Both attitudes, however, clearly provide for resentment at the way the IMF and other external entities at the moment are dictating the terms of what is sound behavior. True, the new government here shows itself eager to persuade the financial heavyweights in the North that it intends to pursue a responsible fiscal course. But still there is discomfort at the familiar bind. For once again a country such as Brazil -- huge, rich, complex, promising, potent and possessed of a great culture -- finds itself reduced in the eyes of its creditors and trading partners to the status of a one-dimensional caricature. It is seen as one of the incorrigibles, an international bad boy -- in short, as always, less a country than a "problem."
My own thought is that it will be the Brazilians themselves, not we, who eventually manage to change the terms of the discussion, if anyone does. For you can sense here in some of the attitude toward the United States a disinclination to accept reality at least equal to our own on the subject of Latin America, and this they can change.
For instance, it is one thing for us to ignore or misread their history, but quite another for them to do it. And yet, in the emphasis on the way this country and others have been exploited by foreign banks and businesses over the years, you can lose sight of the fact that recurrent economic crises have been a prominent feature of their national past, that much of the mismanagement and exploitation of their resources was accomplished by themselves and that until they develop their own consistent idea of how they wish to organize their economy and govern their society these painful and unhappy relationships will persist.
I don't mean to justify the patronizing and infuriating way in which so many of us in North America have dismissed South America as a sort of Invisible Continent. But I do believe that to the extent people here define themselves largely in relation to real and imagined abuses from the North they only perpetuate the mythology, not to mention the hypocrisy where South America is concerned.

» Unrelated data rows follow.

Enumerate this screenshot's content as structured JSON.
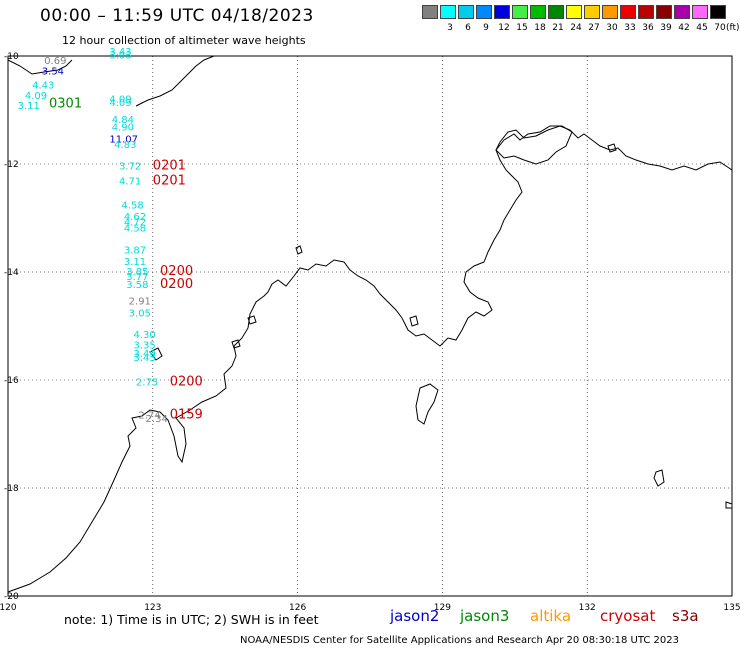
{
  "header": {
    "title": "00:00 – 11:59 UTC 04/18/2023",
    "subtitle": "12 hour collection of altimeter wave heights"
  },
  "scale": {
    "unit": "(ft)",
    "swatches": [
      {
        "color": "#808080",
        "label": ""
      },
      {
        "color": "#00ffff",
        "label": "3"
      },
      {
        "color": "#00ccee",
        "label": "6"
      },
      {
        "color": "#0088ff",
        "label": "9"
      },
      {
        "color": "#0000dd",
        "label": "12"
      },
      {
        "color": "#44ee44",
        "label": "15"
      },
      {
        "color": "#00bb00",
        "label": "18"
      },
      {
        "color": "#008800",
        "label": "21"
      },
      {
        "color": "#ffff00",
        "label": "24"
      },
      {
        "color": "#ffcc00",
        "label": "27"
      },
      {
        "color": "#ff9900",
        "label": "30"
      },
      {
        "color": "#ee0000",
        "label": "33"
      },
      {
        "color": "#bb0000",
        "label": "36"
      },
      {
        "color": "#880000",
        "label": "39"
      },
      {
        "color": "#aa00aa",
        "label": "42"
      },
      {
        "color": "#ff66ff",
        "label": "45"
      },
      {
        "color": "#000000",
        "label": "70"
      }
    ]
  },
  "axes": {
    "lat_labels": [
      "-10",
      "-12",
      "-14",
      "-16",
      "-18",
      "-20"
    ],
    "lon_labels": [
      "120",
      "123",
      "126",
      "129",
      "132",
      "135"
    ],
    "lat_values": [
      -10,
      -12,
      -14,
      -16,
      -18,
      -20
    ],
    "lon_values": [
      120,
      123,
      126,
      129,
      132,
      135
    ],
    "lon_range": [
      120,
      135
    ],
    "lat_range": [
      -20,
      -10
    ]
  },
  "observations": [
    {
      "text": "0.69",
      "lon": 120.75,
      "lat": -10.15,
      "color": "#808080"
    },
    {
      "text": "3.43",
      "lon": 122.1,
      "lat": -9.98,
      "color": "#00dddd"
    },
    {
      "text": "3.03",
      "lon": 122.1,
      "lat": -10.05,
      "color": "#00dddd"
    },
    {
      "text": "3.54",
      "lon": 120.7,
      "lat": -10.34,
      "color": "#0000cc"
    },
    {
      "text": "4.43",
      "lon": 120.5,
      "lat": -10.6,
      "color": "#00dddd"
    },
    {
      "text": "4.09",
      "lon": 120.35,
      "lat": -10.8,
      "color": "#00dddd"
    },
    {
      "text": "3.11",
      "lon": 120.2,
      "lat": -10.98,
      "color": "#00dddd"
    },
    {
      "text": "4.09",
      "lon": 122.1,
      "lat": -10.86,
      "color": "#00dddd"
    },
    {
      "text": "4.09",
      "lon": 122.1,
      "lat": -10.93,
      "color": "#00dddd"
    },
    {
      "text": "4.84",
      "lon": 122.15,
      "lat": -11.24,
      "color": "#00dddd"
    },
    {
      "text": "4.90",
      "lon": 122.15,
      "lat": -11.38,
      "color": "#00dddd"
    },
    {
      "text": "11.07",
      "lon": 122.1,
      "lat": -11.6,
      "color": "#0000cc"
    },
    {
      "text": "4.83",
      "lon": 122.2,
      "lat": -11.7,
      "color": "#00dddd"
    },
    {
      "text": "3.72",
      "lon": 122.3,
      "lat": -12.1,
      "color": "#00dddd"
    },
    {
      "text": "4.71",
      "lon": 122.3,
      "lat": -12.38,
      "color": "#00dddd"
    },
    {
      "text": "4.58",
      "lon": 122.35,
      "lat": -12.82,
      "color": "#00dddd"
    },
    {
      "text": "4.62",
      "lon": 122.4,
      "lat": -13.04,
      "color": "#00dddd"
    },
    {
      "text": "4.72",
      "lon": 122.4,
      "lat": -13.14,
      "color": "#00dddd"
    },
    {
      "text": "4.58",
      "lon": 122.4,
      "lat": -13.25,
      "color": "#00dddd"
    },
    {
      "text": "3.87",
      "lon": 122.4,
      "lat": -13.66,
      "color": "#00dddd"
    },
    {
      "text": "3.11",
      "lon": 122.4,
      "lat": -13.87,
      "color": "#00dddd"
    },
    {
      "text": "3.85",
      "lon": 122.45,
      "lat": -14.06,
      "color": "#00dddd"
    },
    {
      "text": "3.77",
      "lon": 122.45,
      "lat": -14.15,
      "color": "#00dddd"
    },
    {
      "text": "3.58",
      "lon": 122.45,
      "lat": -14.3,
      "color": "#00dddd"
    },
    {
      "text": "2.91",
      "lon": 122.5,
      "lat": -14.6,
      "color": "#808080"
    },
    {
      "text": "3.05",
      "lon": 122.5,
      "lat": -14.82,
      "color": "#00dddd"
    },
    {
      "text": "4.30",
      "lon": 122.6,
      "lat": -15.22,
      "color": "#00dddd"
    },
    {
      "text": "3.35",
      "lon": 122.6,
      "lat": -15.42,
      "color": "#00dddd"
    },
    {
      "text": "3.49",
      "lon": 122.6,
      "lat": -15.57,
      "color": "#00dddd"
    },
    {
      "text": "3.43",
      "lon": 122.6,
      "lat": -15.65,
      "color": "#00dddd"
    },
    {
      "text": "2.75",
      "lon": 122.65,
      "lat": -16.1,
      "color": "#00dddd"
    },
    {
      "text": "2.74",
      "lon": 122.7,
      "lat": -16.71,
      "color": "#808080"
    },
    {
      "text": "2.34",
      "lon": 122.85,
      "lat": -16.78,
      "color": "#808080"
    }
  ],
  "time_labels": [
    {
      "text": "0301",
      "lon": 120.85,
      "lat": -10.95,
      "color": "#008800"
    },
    {
      "text": "0201",
      "lon": 123.0,
      "lat": -12.1,
      "color": "#cc0000"
    },
    {
      "text": "0201",
      "lon": 123.0,
      "lat": -12.38,
      "color": "#cc0000"
    },
    {
      "text": "0200",
      "lon": 123.15,
      "lat": -14.06,
      "color": "#cc0000"
    },
    {
      "text": "0200",
      "lon": 123.15,
      "lat": -14.3,
      "color": "#cc0000"
    },
    {
      "text": "0200",
      "lon": 123.35,
      "lat": -16.1,
      "color": "#cc0000"
    },
    {
      "text": "0159",
      "lon": 123.35,
      "lat": -16.71,
      "color": "#cc0000"
    }
  ],
  "footer": {
    "note": "note:  1) Time is in UTC;  2) SWH is in feet",
    "satellites": [
      {
        "name": "jason2",
        "color": "#0000cc"
      },
      {
        "name": "jason3",
        "color": "#008800"
      },
      {
        "name": "altika",
        "color": "#ff9900"
      },
      {
        "name": "cryosat",
        "color": "#cc0000"
      },
      {
        "name": "s3a",
        "color": "#880000"
      }
    ],
    "credit": "NOAA/NESDIS Center for Satellite Applications and Research    Apr 20 08:30:18 UTC 2023"
  }
}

Brazil and the other countries here will master their current troubles when they have sought and accepted responsibility for them in their own history. There is every evidence that the potential is here for a recovery and a burst upon the international scene that nobody will be able to ignore. You hear talk of superpower potential, and it is not mad. I think we in the United States will not be the ones who decide to take this part of the world seriously. I think it will happen when countries like Brazil make it happen.